TABLE 2: Fiber Optic Route “Going Prices”
|Rural Route Unit Price
||$0.50 per linear foot
||$0.05 per linear foot
|Urban Route Unit Price
||$2.00 per linear foot
||$0.20 per linear foot
The reasons for the communications industry using a flat pricing structure are:
- A flat price structure provides certainty of cost that can attract capital and a uniformly competitive price in the industry that does not create an undue advantage of one business over another for any one business.
- A flat price structure prevents what is called “arbitraging” whereby easements and rents are paid at cheap prices from unknowledgeable property owners and then re-sold at full market price by “arbitrageurs.” In rural areas, land based valuations would likely be much less than “going prices” for fiber optic easements. If such easements were based on rural land values, the easement could be re-sold for a higher price by opportunists or capitalized into a higher value for the business. This might be the case where rural land is transitioned to urban land uses.
- Flat “going prices” solve the equitability valuation problem of paying the first landowner, for example, $2 per linear foot and $10 per foot for the last property.
- A differential flat price structure can be offered for more or less lucrative routes connecting larger or smaller markets.

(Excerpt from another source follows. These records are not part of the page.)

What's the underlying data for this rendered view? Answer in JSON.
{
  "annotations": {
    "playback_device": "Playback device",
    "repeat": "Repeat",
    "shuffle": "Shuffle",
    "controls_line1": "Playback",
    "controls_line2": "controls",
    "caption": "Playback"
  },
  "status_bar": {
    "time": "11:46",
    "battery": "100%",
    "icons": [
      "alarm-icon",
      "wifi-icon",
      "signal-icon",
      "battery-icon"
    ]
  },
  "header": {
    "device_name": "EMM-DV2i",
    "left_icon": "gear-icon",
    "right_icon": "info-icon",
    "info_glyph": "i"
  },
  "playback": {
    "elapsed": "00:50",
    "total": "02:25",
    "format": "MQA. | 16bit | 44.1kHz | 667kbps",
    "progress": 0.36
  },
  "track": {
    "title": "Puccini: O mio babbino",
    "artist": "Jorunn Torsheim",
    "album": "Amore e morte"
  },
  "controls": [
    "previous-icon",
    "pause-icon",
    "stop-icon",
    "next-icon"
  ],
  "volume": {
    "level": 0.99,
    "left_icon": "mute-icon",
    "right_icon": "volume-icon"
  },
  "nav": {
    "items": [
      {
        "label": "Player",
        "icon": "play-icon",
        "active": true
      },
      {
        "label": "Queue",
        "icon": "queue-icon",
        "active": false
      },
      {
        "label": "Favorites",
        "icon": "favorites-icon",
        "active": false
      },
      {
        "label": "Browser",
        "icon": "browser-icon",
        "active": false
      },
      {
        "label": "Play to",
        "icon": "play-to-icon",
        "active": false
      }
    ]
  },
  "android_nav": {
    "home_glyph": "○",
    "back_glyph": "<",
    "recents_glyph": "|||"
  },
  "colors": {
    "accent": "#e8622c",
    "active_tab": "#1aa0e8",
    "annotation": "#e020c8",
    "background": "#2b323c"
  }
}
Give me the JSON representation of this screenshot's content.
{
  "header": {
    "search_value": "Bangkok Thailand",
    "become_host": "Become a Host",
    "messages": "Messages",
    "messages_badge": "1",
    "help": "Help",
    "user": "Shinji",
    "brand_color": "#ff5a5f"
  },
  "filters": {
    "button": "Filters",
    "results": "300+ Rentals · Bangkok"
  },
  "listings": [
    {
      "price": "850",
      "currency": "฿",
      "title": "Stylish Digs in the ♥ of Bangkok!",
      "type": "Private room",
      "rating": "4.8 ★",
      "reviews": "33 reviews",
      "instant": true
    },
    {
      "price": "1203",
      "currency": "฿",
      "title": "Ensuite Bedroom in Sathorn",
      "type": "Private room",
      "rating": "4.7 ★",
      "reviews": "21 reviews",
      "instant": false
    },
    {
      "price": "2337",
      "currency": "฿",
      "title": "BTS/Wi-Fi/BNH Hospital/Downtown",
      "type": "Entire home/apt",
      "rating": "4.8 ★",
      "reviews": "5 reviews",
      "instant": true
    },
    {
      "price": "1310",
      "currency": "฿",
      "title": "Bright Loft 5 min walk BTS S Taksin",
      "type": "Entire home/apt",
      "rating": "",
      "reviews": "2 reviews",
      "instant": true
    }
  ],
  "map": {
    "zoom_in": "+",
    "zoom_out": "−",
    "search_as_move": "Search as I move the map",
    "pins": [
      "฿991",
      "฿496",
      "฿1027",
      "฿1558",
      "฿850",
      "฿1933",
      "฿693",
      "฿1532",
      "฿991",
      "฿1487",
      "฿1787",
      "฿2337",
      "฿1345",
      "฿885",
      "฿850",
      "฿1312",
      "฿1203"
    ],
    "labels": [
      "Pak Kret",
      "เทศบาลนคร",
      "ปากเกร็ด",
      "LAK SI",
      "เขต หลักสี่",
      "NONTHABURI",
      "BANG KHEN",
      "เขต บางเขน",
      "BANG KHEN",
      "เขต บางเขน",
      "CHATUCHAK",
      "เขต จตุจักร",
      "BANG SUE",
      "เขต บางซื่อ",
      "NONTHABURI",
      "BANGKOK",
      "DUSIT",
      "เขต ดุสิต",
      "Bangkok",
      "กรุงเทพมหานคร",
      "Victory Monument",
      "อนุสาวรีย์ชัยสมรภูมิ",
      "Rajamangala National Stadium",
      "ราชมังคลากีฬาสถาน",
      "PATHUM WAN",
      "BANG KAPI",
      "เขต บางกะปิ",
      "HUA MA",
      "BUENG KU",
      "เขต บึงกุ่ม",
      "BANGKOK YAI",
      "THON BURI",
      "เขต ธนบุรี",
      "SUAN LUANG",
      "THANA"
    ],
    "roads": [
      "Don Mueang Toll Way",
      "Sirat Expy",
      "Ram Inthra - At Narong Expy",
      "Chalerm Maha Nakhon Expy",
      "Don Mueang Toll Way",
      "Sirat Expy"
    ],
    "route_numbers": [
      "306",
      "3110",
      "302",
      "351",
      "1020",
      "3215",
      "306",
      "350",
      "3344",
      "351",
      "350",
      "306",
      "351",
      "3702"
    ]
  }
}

- A flat pricing structure can facilitate a business case for the economic feasibility of a business venture. If the market has to depend on capricious court awards or “land appraisal contests,” that risk will be apparent. It may be translated into lowered prices that deregulated network industries are willing to pay for property rights. If the eminent domain model spreads at the expense of flat pricing, another of the risks is lengthened project timelines. Widening a road can take several years. The technology is stable, so no problem. Laying fiber optics is placing a bet on a technology that may become obsolete before installation.
Fiber optic easements and leases that do not affect the existing use of the corridor, or result in damages that are unconnected to the value of the corridor or the land. Thus, “going prices,” or “across-the-board” prices, are believed to be appropriate compensation for fiber optic easements within existing corridors. They are also attractive to reasonable sellers, and thereby save time. However, “going prices” are expressly prohibited under Federal land appraisal standards for eminent domain. The “before and after” appraisal method in one of its manifestations is legally required (Interagency Land Acquisition Task Force, 1992, p. 57). The eminent domain process is explicitly insensitive to measuring the foregone value attributable to the creation of a new use because it excludes “project influence,” the new use of the property.